Akram Kabiri traveled to Glasgow in June to present her paper “Tehran University: Beaux- Arts and the European Tradition in Iran” at the Graduate Student Lightning Talks at the Society of Architectural Historians Annual Conference Her paper examines the founding of Tehran University in 1934, under the direction of Reza Shah Pahlavi who established the Pahlavi Dynasty in 1925, and was completed under the supervision of Professor Margaret Vickery.

NEW YORK

Maggie Squires took the opportunity to examine the Eighteen Songs of a Nomad Flute: The Story of Lady Wenji at the Metropolitan Museum of Art in New York, a Ming dynasty handscroll that is a copy of an earlier Song dynasty work preserved in the Museum of Fine Arts, Boston. In her upcoming research, Maggie will carefully examine the steppe nomadic details in both sets of paintings and the scholarship surrounding them will reveal contradictions and shed light on the possible origins and relationship to the material record.

AMHERST

Elizabeth Upenieks co-curated the exhibition "5 Takes on African Art | 42 Flags by Fred Wilson" as a Curatorial Fellow at the University Museum Contemproary Gallery (UMCA).

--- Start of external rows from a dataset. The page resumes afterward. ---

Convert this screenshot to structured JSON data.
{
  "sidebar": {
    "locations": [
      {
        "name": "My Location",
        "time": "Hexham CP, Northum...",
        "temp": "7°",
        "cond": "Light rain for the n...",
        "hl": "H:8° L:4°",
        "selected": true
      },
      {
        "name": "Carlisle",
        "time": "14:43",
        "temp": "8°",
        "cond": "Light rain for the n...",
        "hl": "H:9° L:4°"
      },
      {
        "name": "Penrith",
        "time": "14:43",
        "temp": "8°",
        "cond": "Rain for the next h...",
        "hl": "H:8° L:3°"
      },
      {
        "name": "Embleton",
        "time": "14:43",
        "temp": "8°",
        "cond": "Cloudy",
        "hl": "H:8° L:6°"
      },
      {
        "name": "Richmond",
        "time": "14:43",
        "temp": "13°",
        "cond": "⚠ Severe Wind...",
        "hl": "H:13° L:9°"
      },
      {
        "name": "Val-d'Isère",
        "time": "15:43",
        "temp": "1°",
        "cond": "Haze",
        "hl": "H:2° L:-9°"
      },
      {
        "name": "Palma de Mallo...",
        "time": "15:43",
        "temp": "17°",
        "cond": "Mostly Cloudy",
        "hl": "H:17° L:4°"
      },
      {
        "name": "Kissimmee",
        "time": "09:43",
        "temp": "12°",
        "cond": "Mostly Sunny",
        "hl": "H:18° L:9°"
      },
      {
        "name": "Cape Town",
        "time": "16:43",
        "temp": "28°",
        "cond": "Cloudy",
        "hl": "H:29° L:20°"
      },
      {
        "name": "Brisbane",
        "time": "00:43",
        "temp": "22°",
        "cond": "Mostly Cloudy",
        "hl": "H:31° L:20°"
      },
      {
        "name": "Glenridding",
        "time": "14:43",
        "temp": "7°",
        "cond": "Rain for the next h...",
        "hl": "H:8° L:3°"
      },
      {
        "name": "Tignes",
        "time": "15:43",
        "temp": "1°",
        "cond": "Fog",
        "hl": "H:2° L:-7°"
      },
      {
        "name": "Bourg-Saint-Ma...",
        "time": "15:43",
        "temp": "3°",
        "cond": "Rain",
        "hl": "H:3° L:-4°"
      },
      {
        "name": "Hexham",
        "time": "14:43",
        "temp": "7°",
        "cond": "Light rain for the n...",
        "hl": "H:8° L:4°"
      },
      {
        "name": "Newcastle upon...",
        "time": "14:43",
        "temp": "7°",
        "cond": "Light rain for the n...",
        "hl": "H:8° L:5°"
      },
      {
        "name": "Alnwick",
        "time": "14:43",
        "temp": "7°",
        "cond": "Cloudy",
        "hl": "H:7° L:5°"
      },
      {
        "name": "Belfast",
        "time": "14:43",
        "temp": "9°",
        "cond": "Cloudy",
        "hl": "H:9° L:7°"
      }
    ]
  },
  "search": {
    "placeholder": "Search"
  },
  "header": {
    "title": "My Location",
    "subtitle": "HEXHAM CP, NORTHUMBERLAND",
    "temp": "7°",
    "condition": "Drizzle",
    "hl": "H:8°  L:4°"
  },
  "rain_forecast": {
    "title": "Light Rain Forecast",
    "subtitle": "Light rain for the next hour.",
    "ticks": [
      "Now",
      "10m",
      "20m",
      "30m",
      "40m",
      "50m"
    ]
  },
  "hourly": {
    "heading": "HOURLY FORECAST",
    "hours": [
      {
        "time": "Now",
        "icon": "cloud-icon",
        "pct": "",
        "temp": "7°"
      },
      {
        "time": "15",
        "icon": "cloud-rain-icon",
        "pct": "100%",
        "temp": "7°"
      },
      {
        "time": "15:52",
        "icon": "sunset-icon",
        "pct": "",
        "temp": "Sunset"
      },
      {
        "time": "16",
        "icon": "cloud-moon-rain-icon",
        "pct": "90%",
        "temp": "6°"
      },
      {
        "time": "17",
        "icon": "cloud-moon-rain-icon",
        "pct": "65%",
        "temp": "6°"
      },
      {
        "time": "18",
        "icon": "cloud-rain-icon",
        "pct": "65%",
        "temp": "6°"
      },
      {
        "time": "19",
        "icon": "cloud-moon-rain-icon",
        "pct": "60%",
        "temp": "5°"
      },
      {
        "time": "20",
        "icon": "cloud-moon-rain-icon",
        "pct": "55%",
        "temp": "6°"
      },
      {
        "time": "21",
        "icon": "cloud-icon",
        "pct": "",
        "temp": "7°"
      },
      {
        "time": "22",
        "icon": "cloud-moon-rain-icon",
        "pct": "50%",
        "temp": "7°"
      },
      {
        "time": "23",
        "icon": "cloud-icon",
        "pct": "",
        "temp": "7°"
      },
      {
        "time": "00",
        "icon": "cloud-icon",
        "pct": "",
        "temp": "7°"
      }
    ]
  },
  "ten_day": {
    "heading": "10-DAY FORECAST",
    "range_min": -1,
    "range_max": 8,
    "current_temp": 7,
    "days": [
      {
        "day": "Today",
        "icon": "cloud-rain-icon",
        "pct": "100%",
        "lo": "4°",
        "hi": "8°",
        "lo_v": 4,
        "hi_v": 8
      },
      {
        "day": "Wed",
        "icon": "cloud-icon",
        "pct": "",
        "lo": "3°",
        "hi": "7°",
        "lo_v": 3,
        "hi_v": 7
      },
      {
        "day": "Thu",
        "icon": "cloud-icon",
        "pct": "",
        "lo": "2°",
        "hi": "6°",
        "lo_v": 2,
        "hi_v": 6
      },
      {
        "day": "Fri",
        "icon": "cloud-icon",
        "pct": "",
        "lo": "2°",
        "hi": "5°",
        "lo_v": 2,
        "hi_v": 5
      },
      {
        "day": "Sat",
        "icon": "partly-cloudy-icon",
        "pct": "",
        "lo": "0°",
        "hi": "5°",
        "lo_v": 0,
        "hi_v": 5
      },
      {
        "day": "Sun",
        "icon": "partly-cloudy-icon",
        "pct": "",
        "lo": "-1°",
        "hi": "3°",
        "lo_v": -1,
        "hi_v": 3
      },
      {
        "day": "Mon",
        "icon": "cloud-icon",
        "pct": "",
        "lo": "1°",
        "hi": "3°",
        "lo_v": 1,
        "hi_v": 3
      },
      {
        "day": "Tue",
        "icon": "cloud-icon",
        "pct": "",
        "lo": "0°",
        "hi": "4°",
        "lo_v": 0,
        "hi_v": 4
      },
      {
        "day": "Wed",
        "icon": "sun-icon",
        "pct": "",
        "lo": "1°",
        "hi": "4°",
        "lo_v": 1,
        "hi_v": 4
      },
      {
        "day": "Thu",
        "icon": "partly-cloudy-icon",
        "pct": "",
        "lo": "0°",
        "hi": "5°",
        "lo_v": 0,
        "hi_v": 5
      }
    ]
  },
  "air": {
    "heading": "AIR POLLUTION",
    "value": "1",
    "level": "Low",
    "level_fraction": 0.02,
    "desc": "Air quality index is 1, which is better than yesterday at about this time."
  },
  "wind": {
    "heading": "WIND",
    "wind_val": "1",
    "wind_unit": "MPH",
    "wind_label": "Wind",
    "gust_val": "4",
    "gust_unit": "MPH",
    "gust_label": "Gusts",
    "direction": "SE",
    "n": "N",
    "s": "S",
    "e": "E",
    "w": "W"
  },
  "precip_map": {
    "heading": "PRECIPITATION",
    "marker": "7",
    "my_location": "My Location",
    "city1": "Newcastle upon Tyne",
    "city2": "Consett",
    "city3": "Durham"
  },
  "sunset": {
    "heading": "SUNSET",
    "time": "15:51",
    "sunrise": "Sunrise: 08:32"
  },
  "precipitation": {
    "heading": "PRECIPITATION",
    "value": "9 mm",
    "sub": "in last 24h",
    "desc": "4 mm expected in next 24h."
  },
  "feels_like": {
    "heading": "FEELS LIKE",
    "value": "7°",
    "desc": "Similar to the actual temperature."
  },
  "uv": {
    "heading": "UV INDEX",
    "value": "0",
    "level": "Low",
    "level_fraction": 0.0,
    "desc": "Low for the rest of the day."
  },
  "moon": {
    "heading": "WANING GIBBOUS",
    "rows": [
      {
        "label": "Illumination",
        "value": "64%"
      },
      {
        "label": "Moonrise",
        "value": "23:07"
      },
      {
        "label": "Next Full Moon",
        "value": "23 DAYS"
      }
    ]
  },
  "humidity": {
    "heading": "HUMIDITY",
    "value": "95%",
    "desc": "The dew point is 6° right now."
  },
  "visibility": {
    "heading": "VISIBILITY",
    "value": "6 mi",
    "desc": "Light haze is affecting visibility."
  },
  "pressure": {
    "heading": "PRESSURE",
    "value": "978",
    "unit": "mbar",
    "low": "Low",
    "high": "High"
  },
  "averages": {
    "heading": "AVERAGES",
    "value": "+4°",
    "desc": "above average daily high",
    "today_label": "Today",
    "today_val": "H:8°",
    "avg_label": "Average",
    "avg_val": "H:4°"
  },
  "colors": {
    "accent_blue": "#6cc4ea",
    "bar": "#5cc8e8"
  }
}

The year of meetings, research, and planning that went into this exhibition provided her with the unique opportunity to acquire valuable curatorial skills and to explore deeply the complexities of working with African objects from the Derby Collection.

BERLIN, GERMANY

Rachel Young presented material from her “publishable paper,” entitled “The Painting as Object, the Object as Sign: Performative Mediation in Botticelli’s Bardi Altarpiece,” at the Graduate Conference for Interdisciplinary Renaissance studies in October 2016. The publishable paper is the art history department’s version of a master’s thesis, and was the result of a year long project under the direction of Professor Monika Schmitter. During the course of research, she traveled to Berlin to study the Bardi in-person at the Gemäldegalerie.